Сидение раскольников в Соловках (Мордовцев)/I
← Оглавление | Сидение раскольников в Соловках — I. Буря на Белом море у Соловок | II. Черный собор и посол Кирша → |
Опубл.: Соловецкое сидение. Историческая повесть из времен начала раскола на Руси. M., 1880.. Источник: Мордовцев Д.Л. Сочинения. В 2-х т. Т. 2. —М.:Худож. лит., 1991, Lib.ru |
I. Буря на Белом море у Соловок
По Белому морю, вдоль Онежской губы, по направлению к Соловецкому острову медленно плыла небольшая флотилия из кочей, наполненных стрельцами. Кочи шли греблей, потому что на море стояла невозмутимая тишь, наводящая одурь на мореходов. Весна 1674 года выдалась ранняя, теплая, и вот уже несколько дней солнце невыносимо медленно от зари до зари ползло по безоблачному небу, почти не погружаясь в море даже ночью и нагоняя на людей тоску и истому. Марило так, что казалось, и небо было раскалено, и от моря отражался жар, и груди дышать было нечем. Кругом стояла такая тишина, что слышен был малейший плач морской чайки где-то за десятки верст, хотя самой птицы и не было видно, да и ей в эту жарынь не леталось. Весла гребцов медленно, лениво, неровно опускались в морскую лазурь и блестели на солнце спадавшими с них алмазными каплями, а с самих гребцов по раскрасневшимся лицам катился пот, смачивая разметавшиеся и всклокоченные пряди волос и бороды.
— «…И от Троицы князь великий поеде и с великою княгинею и с детьми в свою отчину на Волок Ламской тешитися охотою на зверя прыскучаго и на птица летучая. И тамо яко некоим от Бога посещением нача немощи, и явися на позе его знамя болезненно, мала болячка на левой стране на стегне, на изгиби, близ нужного места, с булавочную голову, верху у нея нет, ни гною в ней нет же, а сама багрова. И тогда наипаче внимаше себе, яко приближается ему пременение от маловременнаго сего жития в вечный живот…»
Это на переднем, на самом большом из всех кочей судне, у кормы, под напятым на снасти положком сидит старый монах и, водя грязным толстым пальцем по развернутой на коленях книге, читает, гнуся и спотыкаясь на титлах да на длинных словах. На трудных словах особенно трясется его седая козелковая бородка.
— От маловременного сего жития в живот вечный, вон оно что! А все никто как Бог, — рассуждал монах, переводя дух и поправляя на голове скуфейку. — Уж и теплынь же, воевода.
— Что и говорить, тепла печка Богова, — отвечал тот, кого назвали воеводою, сидевший тут же под холстовым напястьем.
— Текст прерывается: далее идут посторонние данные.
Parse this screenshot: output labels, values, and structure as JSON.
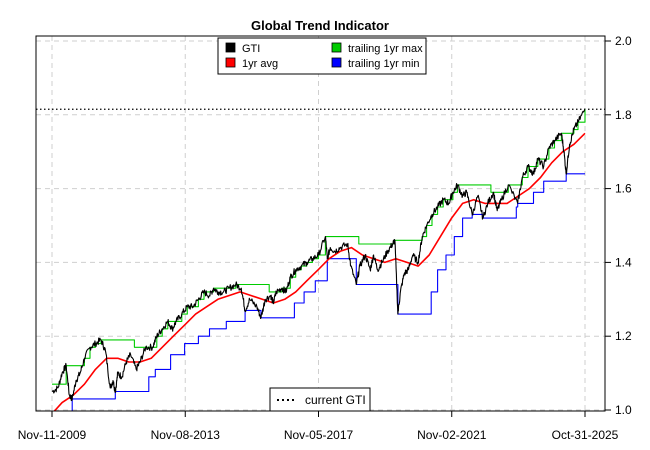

А с задних судов доносился говор и смех, но как-то вяло, лениво. По временам кто-то затягивал песню, другой подхватывал — и лениво, монотонно тянули:
Сотворил ты. Боже, да и небо-землю,
Сотворил же, Боже, весновую службу.
Не давай ты. Боже, зимовые службы,
Зимовая служба молодцам кручинна,
Молодцам кручинна, да сердцу неусладна…
— Али в экое пекло лучше! — протестует чей-то голос.
— «…И посла по брата своего по князя Ондрея Ивановича на потеху к себе. Князь же Ондрей приехал к нему вскоре. Тогда князь великий нужею выеха со князем Ондреем Ивановичем на поле с собаками», — продолжал гундосить монах под пологом.
Ино дай же. Боже, весновую службу,
Весновая служба молодцам веселье,
Молодцам веселье и сердцу утеха.
— А я в те поры был у его, у Стеньки, в водоливах на струге, как он гулял с казаками. А она, полюбовница ево, царевна персицка, сидит на палубе, на складцах, словно маков цвет, изнаряжена, изукрашена, злато-серебро на ей так и горит. А Стенька выпил-таки гораздо, да и ну похваляться перед казаками: мне, говорит, все нипочем, всего добуду и Москву достану. Да и подходит это к своей полюбовнице, берет ее на руки, словно дитю малую, подносит к борту да и говорит: «Ах ты, Волга-матушка, река великая! Словно отец с матерью ты меня кормила-поила, златом-серебром, славой-честию наделила, а я тебя ничем не одарил… На ж тебе, возьми!» Да так, словно шапку, и махнул в воду свою полюбовницу.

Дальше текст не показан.